The New York Times has reported that Amazon is considering opening physical stores for its furniture offer. This step is essential if Amazon wants to become more prominent in this sector.

By GlobalData Retail

The New York Times has reported that Amazon is considering opening physical stores for its furniture offer. This step is essential if Amazon wants to become more prominent in this sector.

While Amazon’s growth has been phenomenal, it is only a marginal player in the UK furniture market. While many new entrants to the furniture market began life online, they have all opened at least one showroom to allow customers to experience products in person.

While customers are becoming more comfortable about buying furniture online, stores remain a key part of the buying journey. As the furniture buying process becomes increasingly multichannel, Amazon’s share gains will be stunted without stores.

Following the launch of Amazon’s cashier-free grocery offer, Amazon Go, and the opening of its fifth physical book store in Chicago, the next sector that Amazon is considering opening physical stores for is furniture, and it has already launched a credit offer on purchases over £400 to encourage big-ticket purchases.

Amazon online range is overwhelming for consumers

The two main benefits of Amazon opening physical stores are overcoming the lack of tangibility and increasing awareness of its furniture offer. By including more design-led pieces in these outlets, Amazon can change brand perceptions and encourage customers to use Amazon as more of a point of inspiration rather than an end point after conducting research elsewhere.

Stores would also force Amazon to curate its vast online furniture offer. As of March 2017, the pureplay sold over 6,500 products listed under sofas and couches, more than 27,000 mattress SKUs and nearly 10,000 coffee tables. While range remains important to customers, a more curated offer is becoming more important to customers.

Findings from GlobalData’s Home Retail Series Living Room Furniture report show that the number of shoppers buying from a retailer due to its wider range fell by 7.2% between 2014 and 2016. For bedroom furniture, 17.1% of shoppers in 2016 said they bought from a retailer as it curated its offer well, up 6.4% on 2015. While the use of filters will help narrow down this range, the prospect of going through such a vast range discourages many from considering Amazon. Being forced to curate in stores will force Amazon to bring its best pieces forward.

Offering augmented or virtual reality instore will drive footfall but not help conversion

Visual merchandising will be a key consideration for Amazon to establish brand perceptions for its relatively unknown offer. It is reportedly aiming to achieve this with the use of augmented and virtual reality, enabling customers to visualise the product in their own home. While this will help drive footfall into store, it remains to be seen how much this will convince customers to buy from Amazon.
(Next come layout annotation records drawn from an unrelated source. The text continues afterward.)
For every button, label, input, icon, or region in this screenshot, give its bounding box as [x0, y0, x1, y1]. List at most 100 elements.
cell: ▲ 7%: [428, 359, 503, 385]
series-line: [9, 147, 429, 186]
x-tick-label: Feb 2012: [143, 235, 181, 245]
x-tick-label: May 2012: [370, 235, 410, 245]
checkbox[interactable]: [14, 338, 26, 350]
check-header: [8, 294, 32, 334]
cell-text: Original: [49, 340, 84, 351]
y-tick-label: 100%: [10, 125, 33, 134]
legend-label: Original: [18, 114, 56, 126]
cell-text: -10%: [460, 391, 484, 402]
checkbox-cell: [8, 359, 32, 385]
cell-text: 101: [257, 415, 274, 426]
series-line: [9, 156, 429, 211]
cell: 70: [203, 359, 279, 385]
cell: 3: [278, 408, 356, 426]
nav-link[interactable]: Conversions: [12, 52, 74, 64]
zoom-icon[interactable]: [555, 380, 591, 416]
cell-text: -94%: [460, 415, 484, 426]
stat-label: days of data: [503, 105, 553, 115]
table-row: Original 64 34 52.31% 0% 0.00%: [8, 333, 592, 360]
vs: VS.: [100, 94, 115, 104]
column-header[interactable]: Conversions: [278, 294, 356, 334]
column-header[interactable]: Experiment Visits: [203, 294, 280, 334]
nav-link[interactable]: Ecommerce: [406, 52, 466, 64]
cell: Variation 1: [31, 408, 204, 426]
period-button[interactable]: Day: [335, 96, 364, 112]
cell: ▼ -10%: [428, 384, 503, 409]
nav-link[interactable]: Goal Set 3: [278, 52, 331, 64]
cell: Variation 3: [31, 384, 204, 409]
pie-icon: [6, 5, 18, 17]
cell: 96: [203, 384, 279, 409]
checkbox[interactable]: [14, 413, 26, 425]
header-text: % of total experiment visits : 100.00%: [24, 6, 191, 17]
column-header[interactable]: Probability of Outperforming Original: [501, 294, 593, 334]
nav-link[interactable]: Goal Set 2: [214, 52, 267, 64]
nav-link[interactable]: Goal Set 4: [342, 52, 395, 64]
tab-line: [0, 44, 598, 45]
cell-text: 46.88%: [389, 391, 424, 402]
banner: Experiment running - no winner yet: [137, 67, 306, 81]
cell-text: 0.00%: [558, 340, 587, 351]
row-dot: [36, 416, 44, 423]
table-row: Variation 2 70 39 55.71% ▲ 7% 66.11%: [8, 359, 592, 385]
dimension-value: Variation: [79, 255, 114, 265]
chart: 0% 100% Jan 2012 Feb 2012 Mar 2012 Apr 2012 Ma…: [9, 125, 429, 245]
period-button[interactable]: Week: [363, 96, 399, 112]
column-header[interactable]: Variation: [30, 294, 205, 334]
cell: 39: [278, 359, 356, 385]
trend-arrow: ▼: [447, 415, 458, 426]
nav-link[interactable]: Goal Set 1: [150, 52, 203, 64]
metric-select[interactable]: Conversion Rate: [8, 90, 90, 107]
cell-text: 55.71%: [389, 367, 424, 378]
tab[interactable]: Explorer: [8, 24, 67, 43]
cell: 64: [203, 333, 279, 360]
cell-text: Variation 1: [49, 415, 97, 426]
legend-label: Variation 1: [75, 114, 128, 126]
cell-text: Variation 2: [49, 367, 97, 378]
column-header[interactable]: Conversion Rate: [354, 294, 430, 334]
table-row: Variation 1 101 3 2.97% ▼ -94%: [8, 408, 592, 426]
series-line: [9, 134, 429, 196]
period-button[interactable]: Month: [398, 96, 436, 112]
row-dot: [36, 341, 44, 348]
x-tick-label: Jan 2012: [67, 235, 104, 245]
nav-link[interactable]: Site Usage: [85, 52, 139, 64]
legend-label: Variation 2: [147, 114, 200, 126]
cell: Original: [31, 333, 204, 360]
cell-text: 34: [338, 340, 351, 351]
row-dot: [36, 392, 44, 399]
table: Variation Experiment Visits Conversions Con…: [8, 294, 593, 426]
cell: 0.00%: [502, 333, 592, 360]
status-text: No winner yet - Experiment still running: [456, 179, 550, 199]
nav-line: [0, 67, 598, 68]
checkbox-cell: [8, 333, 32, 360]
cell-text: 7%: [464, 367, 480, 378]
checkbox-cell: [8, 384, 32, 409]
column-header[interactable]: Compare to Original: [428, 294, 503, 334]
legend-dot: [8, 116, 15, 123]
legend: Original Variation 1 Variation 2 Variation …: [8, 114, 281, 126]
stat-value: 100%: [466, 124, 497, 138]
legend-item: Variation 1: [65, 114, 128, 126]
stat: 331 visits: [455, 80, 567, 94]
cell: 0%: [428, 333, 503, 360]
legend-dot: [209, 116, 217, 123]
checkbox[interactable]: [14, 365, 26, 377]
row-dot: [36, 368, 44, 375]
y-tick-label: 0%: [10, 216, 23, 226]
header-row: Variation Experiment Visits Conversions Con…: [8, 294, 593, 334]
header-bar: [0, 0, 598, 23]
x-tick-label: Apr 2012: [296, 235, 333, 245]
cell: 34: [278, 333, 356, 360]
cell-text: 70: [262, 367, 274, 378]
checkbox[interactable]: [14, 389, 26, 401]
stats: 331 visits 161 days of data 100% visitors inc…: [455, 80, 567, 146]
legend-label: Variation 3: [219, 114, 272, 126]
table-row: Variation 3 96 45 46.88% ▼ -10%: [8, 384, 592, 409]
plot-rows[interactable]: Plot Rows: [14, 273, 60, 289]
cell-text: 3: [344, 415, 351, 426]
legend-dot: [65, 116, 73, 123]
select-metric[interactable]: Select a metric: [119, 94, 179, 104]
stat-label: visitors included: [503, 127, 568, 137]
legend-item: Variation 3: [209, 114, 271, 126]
While DFS, IKEA and Bathstore have launched augmented reality, the lack of take up elsewhere indicates that its impact is marginal.

Sofa.com demonstrates how to succeed in the physical space

If Amazon were to look for a case study on how to make its physical offer work, it should look towards Sofa.com. It currently operates seven stores which have done an excellent job of building brand awareness, with 73% of sales over the 12 weeks to 9 January 2017 coming from new customers, which contributed to a sales increase of 28% over the same period.